Many senior living and care operators are scrambling to develop policies for virtual assistants that are consistent with federal and state privacy laws.
“We have a lot of health system clients that are trying to regulate these types of devices,” Bradley Arant Boult Cummings associate Alé Dalton told the McKnight’s Business Daily.
The law firm, she said, is seeing the need for policies regulating such devices “popping up more and more,” and facilities don’t know where to get started.
Virtual assistants, such as Amazon’s Alexa-enabled devices, Facebook’s Portal and a growing list of other options, have become increasingly popular since the pandemic, to help residents stay connected with their loved ones, feel less isolated and even promote a certain amount of independence.
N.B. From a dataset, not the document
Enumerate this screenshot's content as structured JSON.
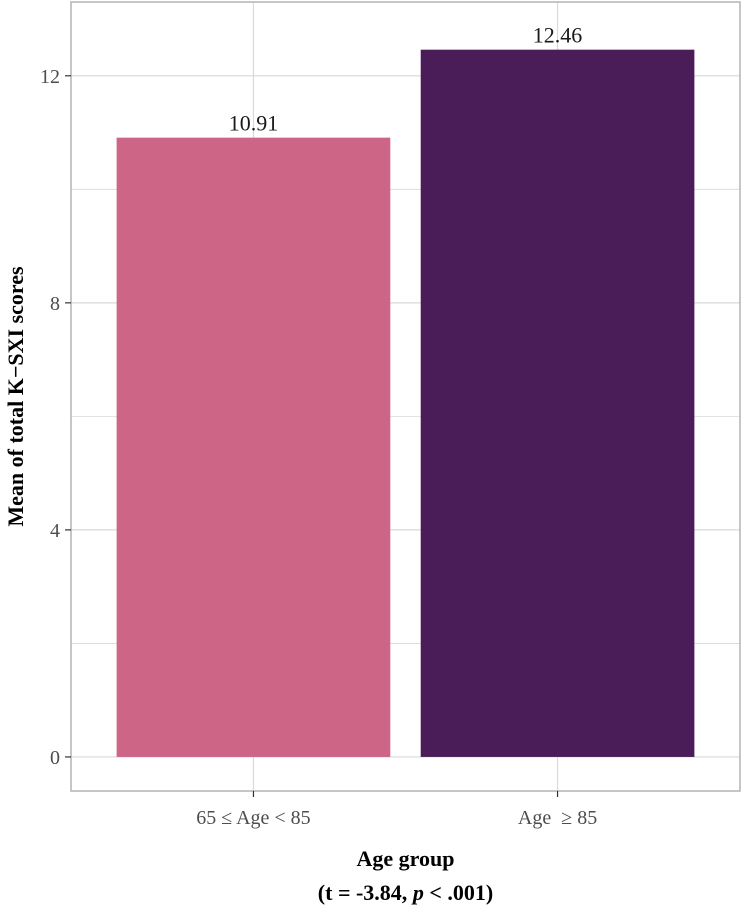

“It really became something that families were being encouraged to by folks providing long-term care and elder care as an option, to have access to be able to drop in to their family member’s room to either have a conversation or be able to check in on them and maybe keep a little bit more of an eye since they couldn’t go inside the facility,” Dalton said.
Some residential care facilities provide virtual assistance devices to residents, which brings up other legal issues if the person needs any sort of accommodation under the Americans with Disabilities Act to be able to use it, she said.
As with everything in healthcare, a patchwork exists between federal and state [regulations]. A lot of states are coming up with these, Dalton said. “I think we’ll see it more and more.”
For example, Virginia recently adopted legislation that directs the state Department of Health to establish regulations requiring hospitals, nursing homes and certified nursing facilities to implement policies that ensure patient access to what they called “intelligent personal assistants” while protecting their Health Insurance Portability and Accountability Act privacy rights, Dalton said.
Also, she added, some states already have robust privacy laws or robust elder care laws on the books.
After helping a provider draft a policy for virtual assistants, Dalton said, her firm then would help the client prepare necessary consent forms, supporting documents and language for signage about the policy.
“There is no one-size-fits-all virtual assistant policy, and the complexities of these considerations will continue to evolve as more states begin to regulate the use of virtual assistants in healthcare spaces, not just for long-term care facilities,” Dalton wrote in The National Law Review.